For me, what is pretty striking is that the relationship holds even when you control for party affiliation or ideology. The fact that it’s independent of these other traits is pretty surprising to me. It’s not just being driven by older people being more conservative. – Andrew Guess, a political scientist at Princeton University.
Apparently, the elderly citizens aren’t that tech savvy to properly distinguish between genuine news and fake news masquerading as genuine links!
The average number of shares on fake news is 0.26 for people between the age of 45 to 60. However, when compared with the average number of shares for people over 65, it was found to 0.75.
According to Jonathan Nagler, who is a professor of politics and co-director of NYU’s SMaPP Lab, claims that the inadequate information circulating around digital and media resources have contributed more towards the spread of such fake news among older people. He adds that younger generation today who joins the digital parade with required digital literacy, “may just be savvier at identifying what may be fake.”
Nagler also indicates at the “overwhelming evidence” around the fakest news being biased towards the then-candidate Donald Trump, making the ultra-conservative sect more likely to spread fake news, as opposed to liberals. According to him, the whole brouhaha around fake news during the election was just due to the widespread attention fake news has garnered in, leading to the falsities gaining more attention than the real news stories. One should jot down in their most important logs, that passing-off as real news, the fake news was circulated more!
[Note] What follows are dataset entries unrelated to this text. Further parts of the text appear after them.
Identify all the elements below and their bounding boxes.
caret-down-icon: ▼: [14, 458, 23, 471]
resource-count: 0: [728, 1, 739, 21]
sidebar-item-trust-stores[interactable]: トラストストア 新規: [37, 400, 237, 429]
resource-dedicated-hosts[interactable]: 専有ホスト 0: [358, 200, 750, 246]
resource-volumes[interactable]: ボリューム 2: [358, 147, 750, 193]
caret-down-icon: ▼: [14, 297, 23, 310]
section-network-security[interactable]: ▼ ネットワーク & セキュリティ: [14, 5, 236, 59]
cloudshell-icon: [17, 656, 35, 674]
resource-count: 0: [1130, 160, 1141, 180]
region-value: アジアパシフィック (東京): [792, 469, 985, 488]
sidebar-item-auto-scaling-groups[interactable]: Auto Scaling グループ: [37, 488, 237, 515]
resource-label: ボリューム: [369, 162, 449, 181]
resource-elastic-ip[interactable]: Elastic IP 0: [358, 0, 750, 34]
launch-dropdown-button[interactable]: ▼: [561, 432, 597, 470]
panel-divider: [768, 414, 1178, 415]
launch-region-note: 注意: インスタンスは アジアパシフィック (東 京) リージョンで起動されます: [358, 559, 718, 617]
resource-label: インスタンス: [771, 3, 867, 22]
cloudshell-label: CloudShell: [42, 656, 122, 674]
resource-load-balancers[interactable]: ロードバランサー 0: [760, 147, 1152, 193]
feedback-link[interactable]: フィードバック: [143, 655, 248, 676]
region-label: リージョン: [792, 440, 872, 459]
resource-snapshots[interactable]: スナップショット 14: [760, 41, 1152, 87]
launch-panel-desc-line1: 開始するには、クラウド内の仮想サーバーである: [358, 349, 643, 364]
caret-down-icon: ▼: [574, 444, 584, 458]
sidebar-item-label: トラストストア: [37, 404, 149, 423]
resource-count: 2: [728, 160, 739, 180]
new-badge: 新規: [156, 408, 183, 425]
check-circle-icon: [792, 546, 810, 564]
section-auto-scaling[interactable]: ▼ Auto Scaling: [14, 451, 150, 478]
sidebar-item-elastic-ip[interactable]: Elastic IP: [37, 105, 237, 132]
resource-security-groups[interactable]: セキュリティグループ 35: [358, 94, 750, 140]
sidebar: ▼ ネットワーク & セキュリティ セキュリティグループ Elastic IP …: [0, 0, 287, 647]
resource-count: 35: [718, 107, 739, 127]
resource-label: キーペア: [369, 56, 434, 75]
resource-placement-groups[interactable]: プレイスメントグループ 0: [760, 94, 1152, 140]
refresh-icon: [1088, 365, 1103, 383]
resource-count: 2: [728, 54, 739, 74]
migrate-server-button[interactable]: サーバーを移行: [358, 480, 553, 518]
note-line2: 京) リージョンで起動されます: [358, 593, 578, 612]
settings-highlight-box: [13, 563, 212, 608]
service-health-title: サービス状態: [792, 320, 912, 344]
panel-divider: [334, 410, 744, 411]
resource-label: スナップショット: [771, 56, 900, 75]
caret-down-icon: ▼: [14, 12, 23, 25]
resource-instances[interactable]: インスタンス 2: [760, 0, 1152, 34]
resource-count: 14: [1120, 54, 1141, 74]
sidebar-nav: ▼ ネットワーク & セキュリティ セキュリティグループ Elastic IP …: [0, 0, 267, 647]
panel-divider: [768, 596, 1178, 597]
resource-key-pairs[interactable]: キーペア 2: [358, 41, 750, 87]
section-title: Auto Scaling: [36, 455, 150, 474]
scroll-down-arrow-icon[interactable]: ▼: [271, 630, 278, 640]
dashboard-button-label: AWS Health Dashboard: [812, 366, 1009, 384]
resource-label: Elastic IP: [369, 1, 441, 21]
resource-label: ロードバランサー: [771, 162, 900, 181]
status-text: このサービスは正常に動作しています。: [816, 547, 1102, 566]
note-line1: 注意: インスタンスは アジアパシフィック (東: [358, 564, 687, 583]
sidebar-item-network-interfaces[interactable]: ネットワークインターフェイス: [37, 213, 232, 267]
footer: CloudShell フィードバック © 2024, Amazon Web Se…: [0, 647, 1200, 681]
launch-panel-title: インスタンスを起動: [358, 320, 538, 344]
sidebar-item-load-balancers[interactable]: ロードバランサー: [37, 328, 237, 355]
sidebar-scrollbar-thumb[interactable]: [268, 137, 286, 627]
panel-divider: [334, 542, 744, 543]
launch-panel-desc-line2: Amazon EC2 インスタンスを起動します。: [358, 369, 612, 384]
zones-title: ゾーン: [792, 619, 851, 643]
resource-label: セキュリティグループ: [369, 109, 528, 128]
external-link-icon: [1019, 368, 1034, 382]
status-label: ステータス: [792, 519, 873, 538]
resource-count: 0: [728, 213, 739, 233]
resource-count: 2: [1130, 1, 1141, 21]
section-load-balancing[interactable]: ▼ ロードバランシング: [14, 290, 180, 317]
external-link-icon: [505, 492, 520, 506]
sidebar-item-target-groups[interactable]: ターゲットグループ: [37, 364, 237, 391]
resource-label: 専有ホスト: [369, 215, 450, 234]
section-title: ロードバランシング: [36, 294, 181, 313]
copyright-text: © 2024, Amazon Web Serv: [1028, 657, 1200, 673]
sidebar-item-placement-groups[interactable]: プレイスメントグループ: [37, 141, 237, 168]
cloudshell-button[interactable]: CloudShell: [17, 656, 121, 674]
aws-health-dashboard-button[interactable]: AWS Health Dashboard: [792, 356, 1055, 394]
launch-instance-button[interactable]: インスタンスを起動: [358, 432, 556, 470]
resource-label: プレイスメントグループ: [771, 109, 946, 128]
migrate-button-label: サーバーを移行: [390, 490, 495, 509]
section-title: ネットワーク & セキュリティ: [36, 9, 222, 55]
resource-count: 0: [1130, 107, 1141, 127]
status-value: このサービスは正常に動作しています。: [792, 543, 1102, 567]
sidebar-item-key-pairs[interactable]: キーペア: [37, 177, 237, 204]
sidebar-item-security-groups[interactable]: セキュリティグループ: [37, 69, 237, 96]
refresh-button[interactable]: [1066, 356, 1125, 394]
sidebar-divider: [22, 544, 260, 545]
Understood well that these fake news are potentially harmful to the democracy, one may even try to look out why exactly this false news appeals to certain people, leading them to share falsities.
The “Why” Around Older People Sharing Hoaxes!
The study examines user behaviour along the array of months before and after the 2016 U.S Presidential election. In early 2016, the researchers collaborated with another firm YouGov to garner in 3,500 respondents including both Facebook users and non-users. Amalgamating the results, one thing pretty evident is that elderly sect is most susceptible to fake news, but why?
Although the researchers couldn’t clearly conclude the big “why”, but have instead reached at two possible theories. The first being the plausible reason, that older people who were introduced to the internet later, lack the digital literacy as opposed to the younger generation. The second is that older people have a relatively lower grasp at their cognition and introspection levels making them more susceptible to fall for hoaxes. One may air-quote this while reading, user’s willingness to share hoaxes have already been trialled for the vast digital literacy gap!
However, on a brighter note, there have been genuine efforts to bridge this gap by conscious and multi-pronged resolutions. Apparently, elderly Americans have a whole page devoted for their digital awareness, initiated by the Federal Bureau of Investigations. True enough, one should effectively try to reduce the spread of falsities rather than approaching variable ones!